En Ukraine, une deuxième récolte d’orange. Des manifestants assiègent les ministères, les opposants campent sur la place de l’indépendance, les télévisions du monde entier ont installé leurs chapiteaux et suivent en direct ce mouvement qui est spontané et semble incontrôlable. C’est la même dramaturgie qu’en 2004, au moment de la « Révolution orange ». Aujourd’hui comme hier, le pouvoir a vacillé. Karl Marx disait que l’histoire se répète, la première fois en tragédie, la seconde en comédie. L’Ukraine a d’abord fait le contraire. Les affrontements avec les unités anti-émeutes ont fait des centaines de blessés au cours du week-end alors qu’en 2004, la révolution était restée joyeuse et pacifique. A l’époque, les Ukrainiens avaient barré la route à Viktor Ianoukovitch qui s’était autoproclamé vainqueur de la présidentielle, après avoir bourré les urnes. Il avait finalement cédé à la rue. Pour mieux revenir quelques années plus tard, après une cure de « media-training » et un « relooking » que lui ont fait subir des consultants américains. Il n’a d’ailleurs pas eu de mal à s’imposer : les divisions et les faux-pas des prooccidentaux lui ont pavé la route du pouvoir. Ces jours-ci, les Ukrainiens accusent à nouveau Viktor Ianoukovitch d’avoir volé leur avenir et de les avoir pris en otage. Après des années de négociation, le président ukrainien a in extremis rejeté le Traité d’association avec l’Europe, pour mieux se tourner vers le Kremlin.

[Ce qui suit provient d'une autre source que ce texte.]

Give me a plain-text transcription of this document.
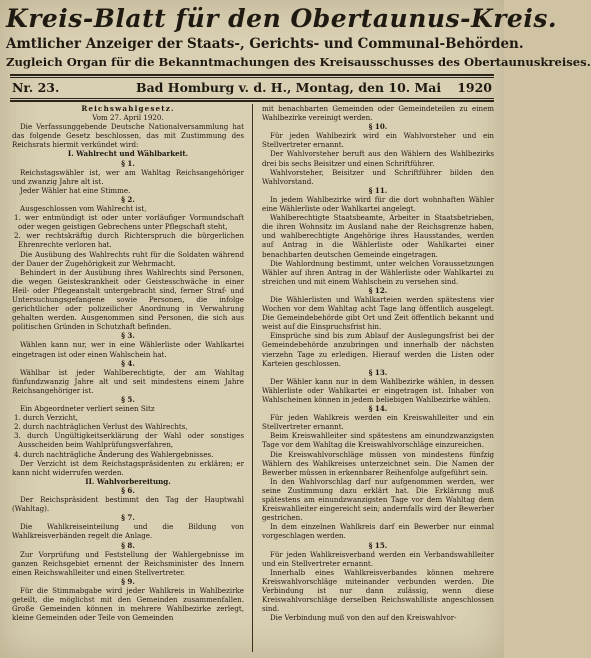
Kreis-Blatt für den Obertaunus-Kreis.
Amtlicher Anzeiger der Staats-, Gerichts- und Communal-Behörden.
Zugleich Organ für die Bekanntmachungen des Kreisausschusses des Obertaunuskreises.
Nr. 23.	Bad Homburg v. d. H., Montag, den 10. Mai 1920
Reichswahlgesetz.
Vom 27. April 1920.
Die Verfassunggebende Deutsche Nationalversammlung hat das folgende Gesetz beschlossen, das mit Zustimmung des Reichsrats hiermit verkündet wird:
I. Wahlrecht und Wählbarkeit.
§ 1.
Reichstagswähler ist, wer am Wahltag Reichsangehöriger und zwanzig Jahre alt ist.
Jeder Wähler hat eine Stimme.
§ 2.
Ausgeschlossen vom Wahlrecht ist,
1. wer entmündigt ist oder unter vorläufiger Vormundschaft oder wegen geistigen Gebrechens unter Pflegschaft steht,
2. wer rechtskräftig durch Richterspruch die bürgerlichen Ehrenrechte verloren hat.
Die Ausübung des Wahlrechts ruht für die Soldaten während der Dauer der Zugehörigkeit zur Wehrmacht.
Behindert in der Ausübung ihres Wahlrechts sind Personen, die wegen Geisteskrankheit oder Geistesschwäche in einer Heil- oder Pflegeanstalt untergebracht sind, ferner Straf- und Untersuchungsgefangene sowie Personen, die infolge gerichtlicher oder polizeilicher Anordnung in Verwahrung gehalten werden. Ausgenommen sind Personen, die sich aus politischen Gründen in Schutzhaft befinden.
§ 3.
Wählen kann nur, wer in eine Wählerliste oder Wahlkartei eingetragen ist oder einen Wahlschein hat.
§ 4.
Wählbar ist jeder Wahlberechtigte, der am Wahltag fünfundzwanzig Jahre alt und seit mindestens einem Jahre Reichsangehöriger ist.
§ 5.
Ein Abgeordneter verliert seinen Sitz
1. durch Verzicht,
2. durch nachträglichen Verlust des Wahlrechts,
3. durch Ungültigkeitserklärung der Wahl oder sonstiges Ausscheiden beim Wahlprüfungsverfahren,
4. durch nachträgliche Änderung des Wahlergebnisses.
Der Verzicht ist dem Reichstagspräsidenten zu erklären; er kann nicht widerrufen werden.
II. Wahlvorbereitung.
§ 6.
Der Reichspräsident bestimmt den Tag der Hauptwahl (Wahltag).
§ 7.
Die Wahlkreiseinteilung und die Bildung von Wahlkreisverbänden regelt die Anlage.
§ 8.
Zur Vorprüfung und Feststellung der Wahlergebnisse im ganzen Reichsgebiet ernennt der Reichsminister des Innern einen Reichswahlleiter und einen Stellvertreter.
§ 9.
Für die Stimmabgabe wird jeder Wahlkreis in Wahlbezirke geteilt, die möglichst mit den Gemeinden zusammenfallen. Große Gemeinden können in mehrere Wahlbezirke zerlegt, kleine Gemeinden oder Teile von Gemeinden
mit benachbarten Gemeinden oder Gemeindeteilen zu einem Wahlbezirke vereinigt werden.
§ 10.
Für jeden Wahlbezirk wird ein Wahlvorsteher und ein Stellvertreter ernannt.
Der Wahlvorsteher beruft aus den Wählern des Wahlbezirks drei bis sechs Beisitzer und einen Schriftführer.
Wahlvorsteher, Beisitzer und Schriftführer bilden den Wahlvorstand.
§ 11.
In jedem Wahlbezirke wird für die dort wohnhaften Wähler eine Wählerliste oder Wahlkartei angelegt.
Wahlberechtigte Staatsbeamte, Arbeiter in Staatsbetrieben, die ihren Wohnsitz im Ausland nahe der Reichsgrenze haben, und wahlberechtigte Angehörige ihres Hausstandes, werden auf Antrag in die Wählerliste oder Wahlkartei einer benachbarten deutschen Gemeinde eingetragen.
Die Wahlordnung bestimmt, unter welchen Voraussetzungen Wähler auf ihren Antrag in der Wählerliste oder Wahlkartei zu streichen und mit einem Wahlschein zu versehen sind.
§ 12.
Die Wählerlisten und Wahlkarteien werden spätestens vier Wochen vor dem Wahltag acht Tage lang öffentlich ausgelegt. Die Gemeindebehörde gibt Ort und Zeit öffentlich bekannt und weist auf die Einspruchsfrist hin.
Einsprüche sind bis zum Ablauf der Auslegungsfrist bei der Gemeindebehörde anzubringen und innerhalb der nächsten vierzehn Tage zu erledigen. Hierauf werden die Listen oder Karteien geschlossen.
§ 13.
Der Wähler kann nur in dem Wahlbezirke wählen, in dessen Wählerliste oder Wahlkartei er eingetragen ist. Inhaber von Wahlscheinen können in jedem beliebigen Wahlbezirke wählen.
§ 14.
Für jeden Wahlkreis werden ein Kreiswahlleiter und ein Stellvertreter ernannt.
Beim Kreiswahlleiter sind spätestens am einundzwanzigsten Tage vor dem Wahltag die Kreiswahlvorschläge einzureichen.
Die Kreiswahlvorschläge müssen von mindestens fünfzig Wählern des Wahlkreises unterzeichnet sein. Die Namen der Bewerber müssen in erkennbarer Reihenfolge aufgeführt sein.
In den Wahlvorschlag darf nur aufgenommen werden, wer seine Zustimmung dazu erklärt hat. Die Erklärung muß spätestens am einundzwanzigsten Tage vor dem Wahltag dem Kreiswahlleiter eingereicht sein; andernfalls wird der Bewerber gestrichen.
In dem einzelnen Wahlkreis darf ein Bewerber nur einmal vorgeschlagen werden.
§ 15.
Für jeden Wahlkreisverband werden ein Verbandswahlleiter und ein Stellvertreter ernannt.
Innerhalb eines Wahlkreisverbandes können mehrere Kreiswahlvorschläge miteinander verbunden werden. Die Verbindung ist nur dann zulässig, wenn diese Kreiswahlvorschläge derselben Reichswahlliste angeschlossen sind.
Die Verbindung muß von den auf den Kreiswahlvor-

Un coup de théâtre, presqu’un coup d’Etat. Vladimir Poutine ne lui aurait pas laissé le choix. L’Ukraine est endetté jusqu’au cou, elle devra rembourser l’an prochain 14 milliards de dollars à Moscou pour payer son gaz et rembourser ses arriérés de facture… Viktor Ianoukovitch est un roublard : il a préféré l’argent facile des Russes au chemin long et exigeant que lui proposait l’Europe. Sauf que les Ukrainiens n’ont pas envie de retourner en Union soviétique ! Ils ne veulent pas redevenir un satellite de la Russie. Ils ne se résignent pas à une vie politique atone téléguidée par les oligarques, à la médiocrité des apparatchiks, à la corruption générale et à l’impunité des réseaux mafieux qui tiennent toute l’économie nationale. C’est pour l’Etat de droit, la modernité libérale, l’ancrage en Europe que la foule se rassemble à Kiev et dans les grandes villes. Les Ukrainiens se sentent chez eux à Berlin ou à Paris. Ils ne rêvent ni d’Astana, ni d’Erevan. Le bras d’honneur que le régime a infligé aux voisins européens leur a servi d’électrochoc. L’Europe catalyse les rancoeurs contre un régime fossilisé. Il faut reconnaitre à Viktor Ianoukovitch son talent à encaisser. En voyant flotter sous ses fenêtres le drapeau bleu pavé d’étoiles, il a compris le message. Il a viré le chef de la police, condamné la violence et annoncé qu’il enverrait une délégation à Bruxelles pour reprendre les discussions sur le Traité d’association. Personne n’y croit mais il gagne du temps. C’est un joueur de poker, impavide.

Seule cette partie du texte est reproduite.